Infelizmente, acho que uma boa parte do mundo não entende isso. Festa não é festa, é investimento. A cultura, o teatro, o cinema é a identidade de um povo e é uma máquina. Com as dificuldades, o salário baixo, as coisas aumentando, tem de ser alegre.
Continua muito envolvido no Rock in Rio, como no primeiro dia?
Eu trabalho muito antes! O namoro é melhor do que o casamento, na minha opinião! (risos) A gente fica namorando a ideia, muito antes do dia da comemoração, de abrir o portão, a gente está discutindo a banda, se é bom, se não é bom. Eu estimulo muito a conversa antes do evento, porque acho que agente vive essa experiência toda. O teatro e o cinema têm uma tarefa a cumprir. Num momento de crise, como esse fica mais importante ainda!
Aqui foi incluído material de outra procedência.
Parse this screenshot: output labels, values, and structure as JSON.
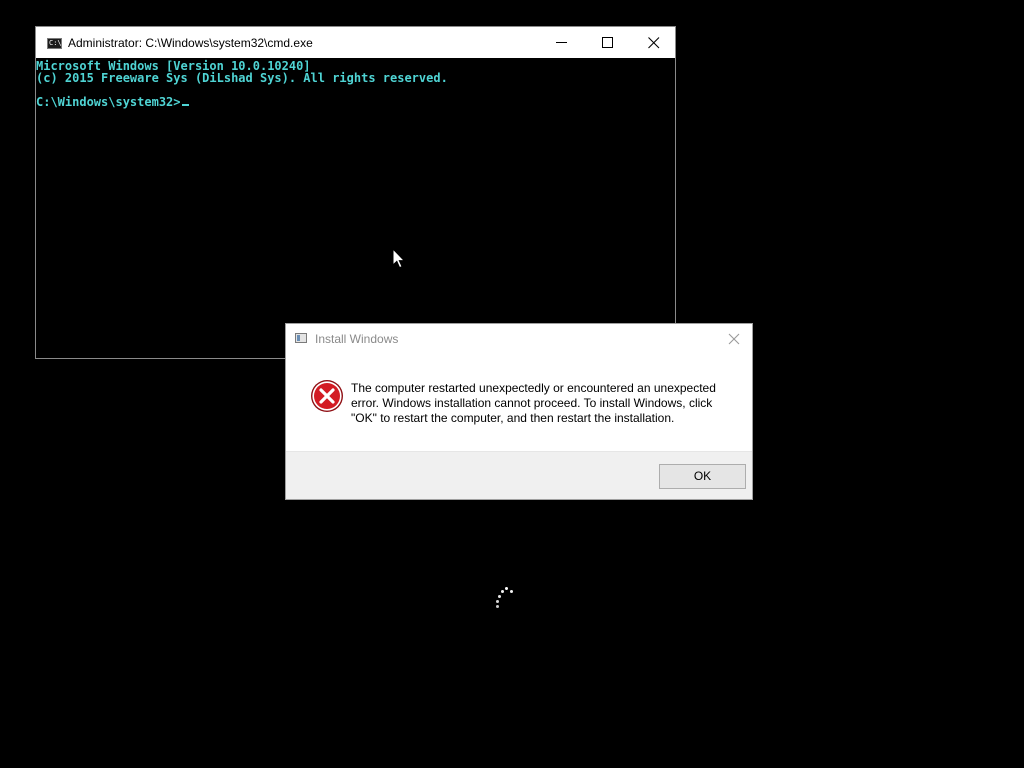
{
  "cmd_window": {
    "title": "Administrator: C:\\Windows\\system32\\cmd.exe",
    "icon": "cmd-app-icon",
    "icon_glyph": "C:\\",
    "controls": {
      "minimize": "minimize-icon",
      "maximize": "maximize-icon",
      "close": "close-icon"
    },
    "console_lines": [
      "Microsoft Windows [Version 10.0.10240]",
      "(c) 2015 Freeware Sys (DiLshad Sys). All rights reserved."
    ],
    "prompt": "C:\\Windows\\system32>",
    "text_color": "#4fd4d4",
    "background_color": "#000000"
  },
  "dialog": {
    "title": "Install Windows",
    "icon": "error-icon",
    "message": "The computer restarted unexpectedly or encountered an unexpected error. Windows installation cannot proceed. To install Windows, click \"OK\" to restart the computer, and then restart the installation.",
    "ok_label": "OK",
    "close_icon": "close-icon",
    "error_color": "#d31b23"
  },
  "desktop": {
    "background_color": "#000000",
    "spinner": "loading-spinner-icon",
    "pointer": "mouse-pointer-icon"
  }
}
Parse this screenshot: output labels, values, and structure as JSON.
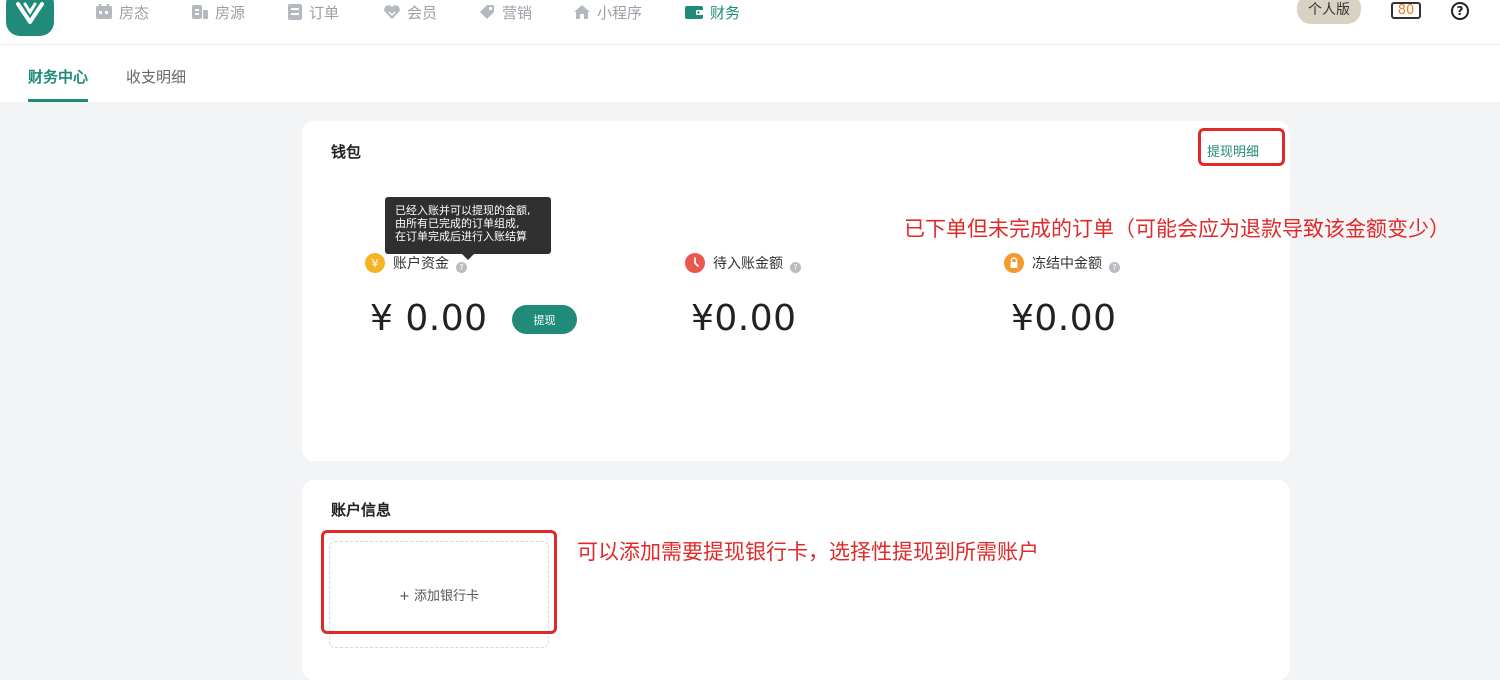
{
  "nav": {
    "items": [
      {
        "label": "房态",
        "icon": "calendar-icon"
      },
      {
        "label": "房源",
        "icon": "house-source-icon"
      },
      {
        "label": "订单",
        "icon": "order-icon"
      },
      {
        "label": "会员",
        "icon": "member-heart-icon"
      },
      {
        "label": "营销",
        "icon": "tag-icon"
      },
      {
        "label": "小程序",
        "icon": "home-icon"
      },
      {
        "label": "财务",
        "icon": "wallet-icon",
        "active": true
      }
    ],
    "plan_badge": "个人版",
    "count_badge": "80",
    "help": "?"
  },
  "tabs": [
    {
      "label": "财务中心",
      "active": true
    },
    {
      "label": "收支明细",
      "active": false
    }
  ],
  "wallet": {
    "title": "钱包",
    "withdraw_detail_link": "提现明细",
    "tooltip_lines": [
      "已经入账并可以提现的金额,",
      "由所有已完成的订单组成,",
      "在订单完成后进行入账结算"
    ],
    "stats": [
      {
        "label": "账户资金",
        "amount": "¥ 0.00",
        "icon": "yen-coin-icon"
      },
      {
        "label": "待入账金额",
        "amount": "¥0.00",
        "icon": "clock-icon"
      },
      {
        "label": "冻结中金额",
        "amount": "¥0.00",
        "icon": "lock-icon"
      }
    ],
    "withdraw_button": "提现"
  },
  "account": {
    "title": "账户信息",
    "add_card": "+ 添加银行卡"
  },
  "annotations": {
    "pending_note": "已下单但未完成的订单（可能会应为退款导致该金额变少）",
    "card_note": "可以添加需要提现银行卡，选择性提现到所需账户"
  },
  "colors": {
    "brand": "#1f8b78",
    "annotation_red": "#e02a2a",
    "coin_yellow": "#f5b523",
    "clock_red": "#e9574e",
    "lock_orange": "#f39a2d"
  }
}
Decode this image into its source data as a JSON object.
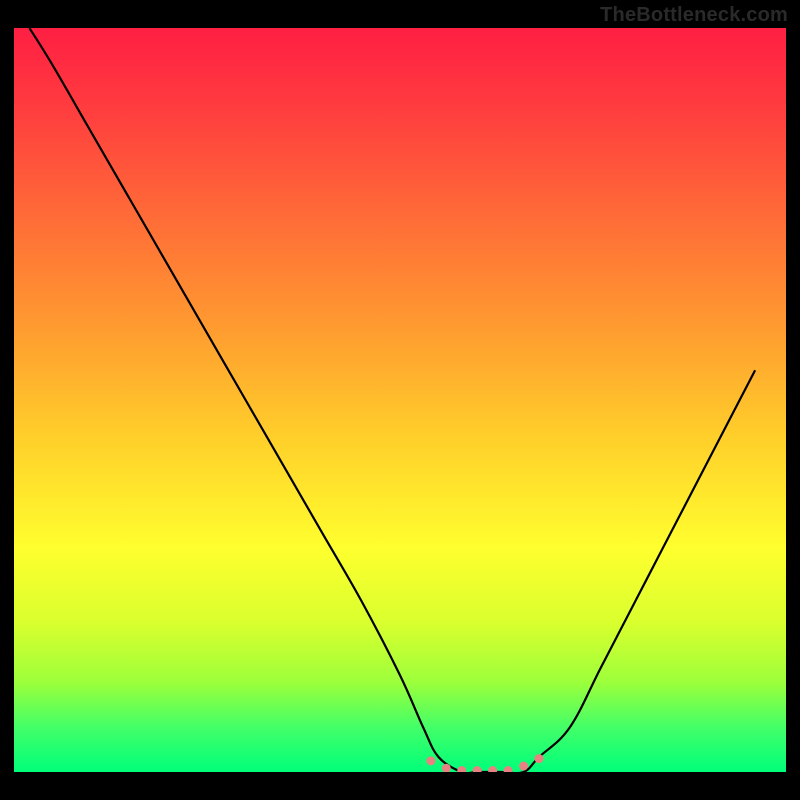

Vemos entrar pela porta famílias inteiras, muitas nacionalidades, o que lhe diz a moldura humana deste festival?
Quando sonhei isso há 38 anos atrás, eu queria fazer uma coisa jovem, mas que fosse da família. Hoje a primeira pessoa que entrou era uma senhora de 70 anos, rindo, brincando. Você vê as crianças com os pais, e isso é único no mundo! A família está ali, as pessoas sentem-se seguras, e porquê? Porque a gente luta por cada detalhe. A gente quer cada coisa bem feita e cuidada. Ontem mesmo quando cheguei, a minha filha perguntou se tinha visto algo que não gostasse, e eu disse, vi as bandeiras quando você sai do aeroporto que estão velhas. Essas flores penduradas, sou eu! Eu fico atrás disso, no detalhe, não é gastar à toa. A pessoa pode não ver, mas sentem. As pessoas sentem esse cuidado que têm com elas.
Para quem ainda não comprou bilhete para esta edição, o que pode dizer?
Eu acho que as pessoas vão amar estar aqui! Vem porque é hora de abraçar! A hora é essa, não fica esperando. É hora da gente se encontrar. São duas festas, a que tem no palco e a das pessoas aqui.